Andererseits verübeln die Palästinenser den USA das Veto im Sicherheitsrat gegen die Entsendung von UN-Truppen in die Palästinensergebiete. Arafat hatte sich einen US-Präsidenten erhofft, der seine Seite stärker berücksichtigen würde. In den Palästinensergebieten werden schon wieder US- Flaggen verbrannt und die Amerikaner als "Freunde der Zionisten" verschmäht. Arafat, der von Powell ebenfalls klar aufgefordert wurde, die Gewalt einzudämmen, hofft unterdessen, von Bush ins Weiße Haus eingeladen zu werden. Doch der lässt Arafat schmoren. Israel sieht das mit Genugtuung.

Vakuum nach dem Wechsel

Premier Scharon ist der Ansicht, der Nahost-Konflikt lasse sich nicht unter Moderation der USA lösen. Palästinenser und Israelis müssten direkt verhandeln. Washington jedoch will das Vakuum nach dem Präsidentenwechsel durch stärkere Einflussnahme füllen. Der zurückgetretene Sondergesandte und Nahost-Experte Dennis Ross soll nach israelischen Medienberichten demnächst durch den arabisch sprechenden Edward Djerejian ersetzt werden, einen der Bush-Familie nahe stehenden Nahost-Experten. Die Scharon-Regierung sieht das mit Argwohn. Ein Sprecher erklärte: "Wir sind der Auffassung, dass wir direkt mit den Palästinensern verhandeln müssen, um die Gewalt zu beenden. Wir befürchten, dass mit einem Sondergesandten die Palästinenser erneut nur mit den USA reden werden, anstatt mit uns."

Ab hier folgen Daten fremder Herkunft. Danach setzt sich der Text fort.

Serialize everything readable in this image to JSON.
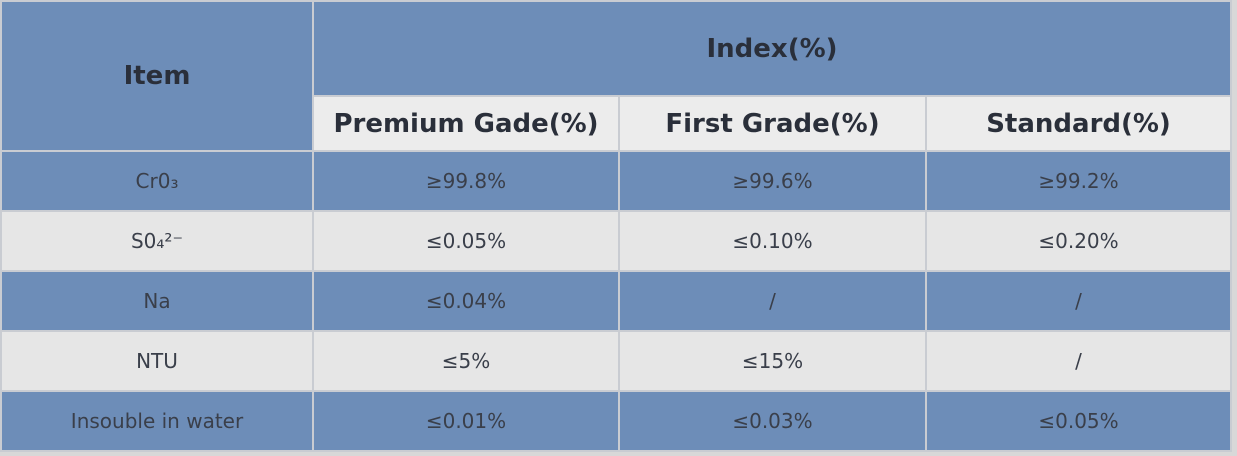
{
  "table": {
    "item_header": "Item",
    "group_header": "Index(%)",
    "columns": [
      "Premium Gade(%)",
      "First Grade(%)",
      "Standard(%)"
    ],
    "rows": [
      [
        "Cr0₃",
        "≥99.8%",
        "≥99.6%",
        "≥99.2%"
      ],
      [
        "S0₄²⁻",
        "≤0.05%",
        "≤0.10%",
        "≤0.20%"
      ],
      [
        "Na",
        "≤0.04%",
        "/",
        "/"
      ],
      [
        "NTU",
        "≤5%",
        "≤15%",
        "/"
      ],
      [
        "Insouble in water",
        "≤0.01%",
        "≤0.03%",
        "≤0.05%"
      ]
    ]
  }
}
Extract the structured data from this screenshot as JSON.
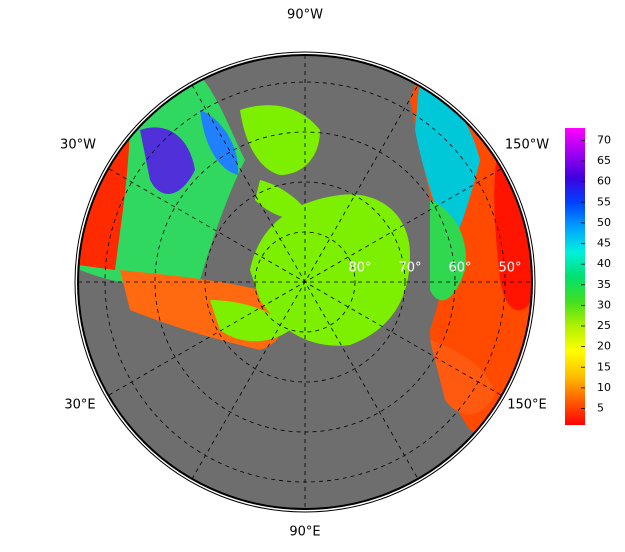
{
  "map": {
    "longitude_labels": [
      "90°W",
      "30°W",
      "150°W",
      "30°E",
      "150°E",
      "90°E"
    ],
    "latitude_labels": [
      "80°",
      "70°",
      "60°",
      "50°"
    ],
    "colorbar": {
      "range": [
        1,
        73
      ],
      "ticks": [
        5,
        10,
        15,
        20,
        25,
        30,
        35,
        40,
        45,
        50,
        55,
        60,
        65,
        70
      ],
      "colors": [
        "#ff0000",
        "#ff6000",
        "#ffc000",
        "#ffff00",
        "#b0f000",
        "#40e020",
        "#00e070",
        "#00f0e0",
        "#00a0ff",
        "#0040ff",
        "#4000e0",
        "#a000f0",
        "#ff00ff"
      ]
    }
  }
}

Bush hat den ägyptisch-jordanischen Friedensfahrplan als nützliche Hilfe gepriesen. Scharon dagegen lehnt den Vorschlag ab. Der Plan sieht unter anderem vor, dass sich die israelische Armee aus palästinensischem Gebiet zurückzieht und dass die wirtschaftliche Blockade aufgehoben wird. Im Gegenzug soll Arafat ein Gewalt-Moratorium verkünden und mit Israel innerhalb eines Jahres einen Endstatus-Vertrag aushandeln.